Agathe se passa un dernier coup de rouge sur les lèvres, qu'elle pressa l'une sur l'autre devant la glace pour voir le résultat. C'était plus que satisfaisant, ce soir elle plairait aux clients. Elle repositionna son épais châle, prit son sac et sortit dans le couloir en passant devant les chambres du dernier étage de l'immeuble. Elle ne reviendrait pas avant minuit passé. En passant devant la porte de son jeune voisin, elle entendit des bruits de discussion animée, elle sourit, au moins en voilà qui passaient une bonne soirée.

Elle descendit les escaliers de l'immeuble, et franchit la lourde porte d'entrée. Il pleuvait. L'atmosphère était sombre, le soleil venait tout juste de se coucher. Elle interpella une voiture à cheval, et s'y glissa pour trouver une place contre la fenêtre. Les voitures coûtaient cher pour les petites bourses comme la sienne mais elle n'avait pas envie de commencer sa journée trempée. Agathe regardait défiler Paris à travers les gouttes qui glissaient le long de la vitre. Ses mèches brunes dansaient autour de son visage au rythme des balancements de la voiture. Les lumières de la capitale se brouillaient dans la pluie. Ce soir la température avait un peu baissée, elle frémit en rajustant son manteau. Les autres passagers de la voiture sortaient également, soigneusement habillés on pouvait lire sur leur visage l'envie de profiter de cette soirée pour se changer les idées et vider leur esprit, tourmenté par le stress de la semaine. Assis en face d'elle, un homme seul en costume sombre, lui adressa un sourire discret, elle lui répondit par une moue gênée et détourna le regard vers la vitre pour apprécier Paris qui défilait sous ses yeux.

La nuit, on se rendait moins compte que la capitale était malade, toute la grisaille fondait dans l'obscurité. Agathe était chanteuse, elle faisait partie de ces centaines de jeunes artistes montés à Paris après la guerre pour se faire connaître. Elle avait une voix douce qu'elle arrivait à manier avec adresse. Elle avait réussi à monter plusieurs fois sur scène mais son plan ne se passait pas réellement comme prévu. Elle avait commencé par trouver une auberge qui proposait du divertissement à ses clients, d'autres filles chantaient, aussi. Elle avait été ravie, dans un premier temps de pouvoir trouver aussi facilement un établissement qui pouvait l'accueillir. Elle avait rapidement déchanté quand elle apprit que la plupart des filles occupaient des chambres à l'étage pour y recevoir des clients. C'était le marché lui avait expliqué une de ses amis, le patron de l'auberge leur donnait une audience et en échange elles s'occupaient des clients qui en demandaient un peu plus.
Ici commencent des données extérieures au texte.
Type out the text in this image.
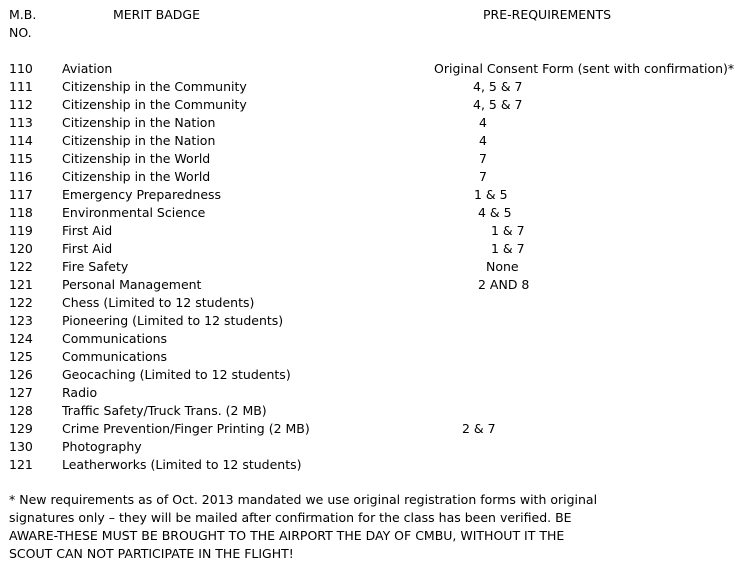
M.B.
NO.
MERIT BADGE	PRE-REQUIREMENTS
110 Aviation	Original Consent Form (sent with confirmation)*
111 Citizenship in the Community	4, 5 & 7
112 Citizenship in the Community	4, 5 & 7
113 Citizenship in the Nation	4
114 Citizenship in the Nation	4
115 Citizenship in the World	7
116 Citizenship in the World	7
117 Emergency Preparedness	1 & 5
118 Environmental Science	4 & 5
119 First Aid	1 & 7
120 First Aid	1 & 7
122 Fire Safety	None
121 Personal Management	2 AND 8
122 Chess (Limited to 12 students)
123 Pioneering (Limited to 12 students)
124 Communications
125 Communications
126 Geocaching (Limited to 12 students)
127 Radio
128 Traffic Safety/Truck Trans. (2 MB)
129 Crime Prevention/Finger Printing (2 MB)	2 & 7
130 Photography
121 Leatherworks (Limited to 12 students)
* New requirements as of Oct. 2013 mandated we use original registration forms with original
signatures only – they will be mailed after confirmation for the class has been verified. BE
AWARE-THESE MUST BE BROUGHT TO THE AIRPORT THE DAY OF CMBU, WITHOUT IT THE
SCOUT CAN NOT PARTICIPATE IN THE FLIGHT!
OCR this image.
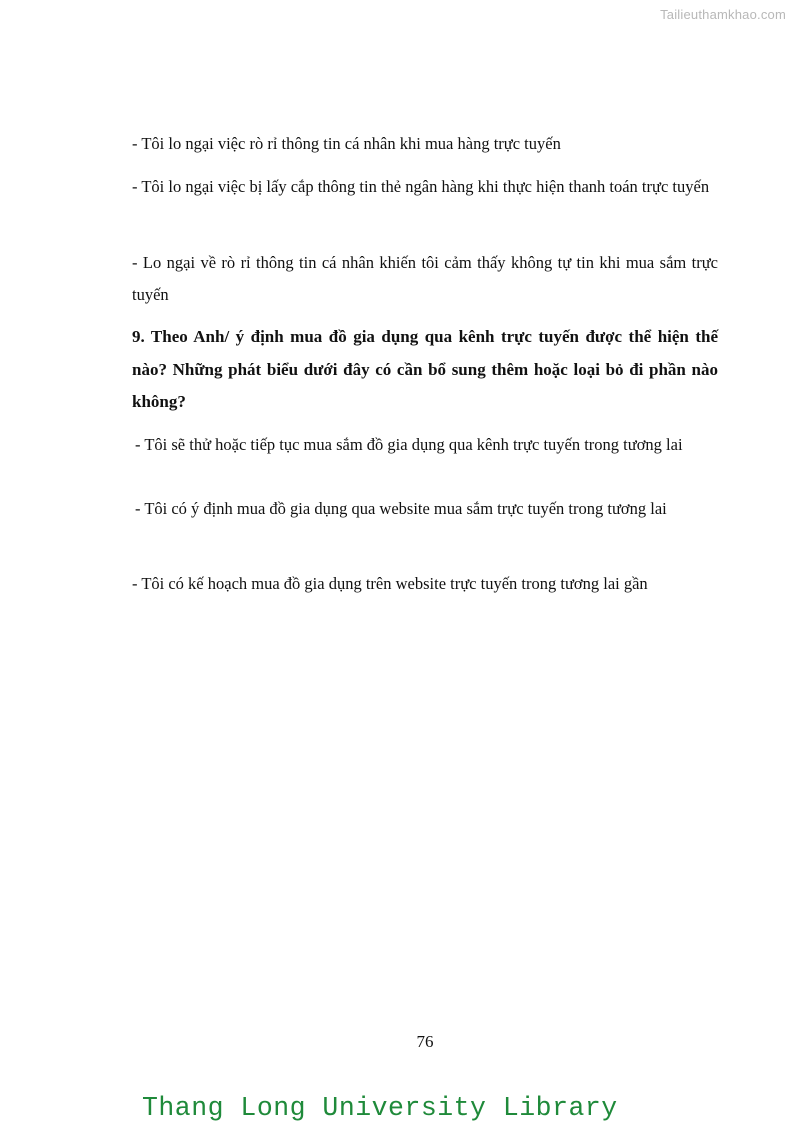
Tailieuthamkhao.com
- Tôi lo ngại việc rò rỉ thông tin cá nhân khi mua hàng trực tuyến
- Tôi lo ngại việc bị lấy cắp thông tin thẻ ngân hàng khi thực hiện thanh toán trực tuyến
- Lo ngại về rò rỉ thông tin cá nhân khiến tôi cảm thấy không tự tin khi mua sắm trực tuyến
9. Theo Anh/ ý định mua đồ gia dụng qua kênh trực tuyến được thể hiện thế nào? Những phát biểu dưới đây có cần bổ sung thêm hoặc loại bỏ đi phần nào không?
- Tôi sẽ thử hoặc tiếp tục mua sắm đồ gia dụng qua kênh trực tuyến trong tương lai
- Tôi có ý định mua đồ gia dụng qua website mua sắm trực tuyến trong tương lai
- Tôi có kế hoạch mua đồ gia dụng trên website trực tuyến trong tương lai gần
76
Thang Long University Library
Agathe était tombée trop facilement dans ce piège... Heureusement elle avait ses amies et la compagnie rendait la soirée moins désagréable. Les choses se gâtèrent, quand, à la suite d'un vol dans la caisse, le patron commença à devenir violent et plusieurs fois il corrigea des filles rudement. Agathe eu longtemps peur du patron, jusqu'à ce que certaines filles manquent à l'appel et disparaissent sans donner de nouvelles du jour au lendemain. Agathe prit la décision de quitter l'auberge et de trouver un établissement de meilleure réputation. Le chat Noir faisait bien l'affaire, ça faisait deux mois qu'elle y travaillait et elle était assez contente de sa trouvaille. Déjà il y avait peu de chanteuse : elle avait l'impression d'apporter quelque chose à l'établissement avec sa belle voix. Et puis la population y était un peu plus civilisée, disaient-elles entre filles. Le principe était évidement le même mais bon... les circonstances voulaient qu'il était difficile de louper les millions de visiteurs de l'Exposition universelle. La demande était forte, et l'argent facile. Agathe savait saisir les occasions.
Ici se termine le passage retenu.